# TYCO turbo train engine problem:



## MCD4x4 (Dec 28, 2004)

Hi Guys,

I'm new to this forum. I didn't see an engine section so I figured that I would try here. I bought this train off e-bay  http://cgi.ebay.com/ws/eBayISAPI.dll?ViewItem&rd=1&item=5941898708&ssPageName=STRK:MEWN:IT Problem is, one runs fine and the other won't run at all. If I take the body off and raise the rear wheels a bit it will turn at a low rev. Any idea what wears on these? I compared it to another one we have and I see no difference.  http://cgi.ebay.com/ws/eBayISAPI.dll?ViewItem&rd=1&item=5941899188&ssPageName=STRK:MEWN:IT  Thanks.

Brian NY


----------



## noddaz (Aug 6, 1999)

I don't know about yours, but I have one with a bad armature...
No big deal. It happens. Or your brushes could be bad.
One day I will get off my lazy butt and replace the bad parts from a spare doaner car... You can't just replace the chassis because it is different than a regular Tyco chassis...
Scott


----------



## MCD4x4 (Dec 28, 2004)

Are the brushes available, I never noticed them on e-bay? Thanks.
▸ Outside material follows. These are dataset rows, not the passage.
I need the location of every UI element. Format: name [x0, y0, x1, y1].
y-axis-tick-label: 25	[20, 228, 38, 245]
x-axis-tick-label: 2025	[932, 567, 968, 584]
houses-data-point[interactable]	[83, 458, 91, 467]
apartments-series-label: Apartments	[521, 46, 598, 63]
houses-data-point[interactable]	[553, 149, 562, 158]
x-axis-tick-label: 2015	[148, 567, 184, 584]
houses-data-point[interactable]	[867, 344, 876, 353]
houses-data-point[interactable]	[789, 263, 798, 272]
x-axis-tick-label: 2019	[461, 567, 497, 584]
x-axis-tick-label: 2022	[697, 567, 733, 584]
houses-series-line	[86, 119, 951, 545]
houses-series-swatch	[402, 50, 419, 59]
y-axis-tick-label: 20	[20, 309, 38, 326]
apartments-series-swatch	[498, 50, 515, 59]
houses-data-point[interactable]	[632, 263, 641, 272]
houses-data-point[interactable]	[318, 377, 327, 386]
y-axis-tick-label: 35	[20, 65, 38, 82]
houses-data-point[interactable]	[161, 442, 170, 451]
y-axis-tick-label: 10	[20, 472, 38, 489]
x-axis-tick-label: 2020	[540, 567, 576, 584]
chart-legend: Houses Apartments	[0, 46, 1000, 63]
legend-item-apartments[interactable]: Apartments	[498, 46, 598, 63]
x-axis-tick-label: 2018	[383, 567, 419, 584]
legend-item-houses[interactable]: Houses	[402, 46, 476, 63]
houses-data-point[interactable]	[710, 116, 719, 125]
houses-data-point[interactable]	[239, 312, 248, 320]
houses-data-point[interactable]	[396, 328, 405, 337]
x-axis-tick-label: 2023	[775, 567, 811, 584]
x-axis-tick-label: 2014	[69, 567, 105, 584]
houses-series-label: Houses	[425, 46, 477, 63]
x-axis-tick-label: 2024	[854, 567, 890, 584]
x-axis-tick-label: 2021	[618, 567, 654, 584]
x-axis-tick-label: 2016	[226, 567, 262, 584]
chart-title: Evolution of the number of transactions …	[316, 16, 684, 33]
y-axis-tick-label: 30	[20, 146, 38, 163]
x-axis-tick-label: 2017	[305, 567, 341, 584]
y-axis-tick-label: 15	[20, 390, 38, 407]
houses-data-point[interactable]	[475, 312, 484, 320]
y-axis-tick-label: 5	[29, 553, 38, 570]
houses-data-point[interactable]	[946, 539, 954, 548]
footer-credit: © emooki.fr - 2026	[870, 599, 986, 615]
I just swapped out the motor from a regular chassis in to the Turbo Train chassis. The train runs fine now but I want to fix the dead vett now.lol I see the pick up shoes are a bit different too.

MCD4x4 NY


----------



## 22tall (Jul 28, 2002)

Hi Brian, first I would check for friction. Do the rear wheels on the bad one turn as freely as the good one when you do it by hand? Check to see if the commutator is clean. Check the brushes. An ohm meter can be used to check the arm.

If you have another Tyco X2 try switching parts.

Good luck


----------



## doctorslotcar (Jul 25, 2004)

yes, armatuer problem fer-sher if all other contacts have been cleaned.I get junk cars often and first spray the motor with an electrical contact cleaner, blowing out with compresed air and using a spare power pak to run engine in both directions in short intervals and alot of times they really come to life.


----------



## MCD4x4 (Dec 28, 2004)

The friction is the same in both so I have the contact cleaner. I'll give that a shot.


----------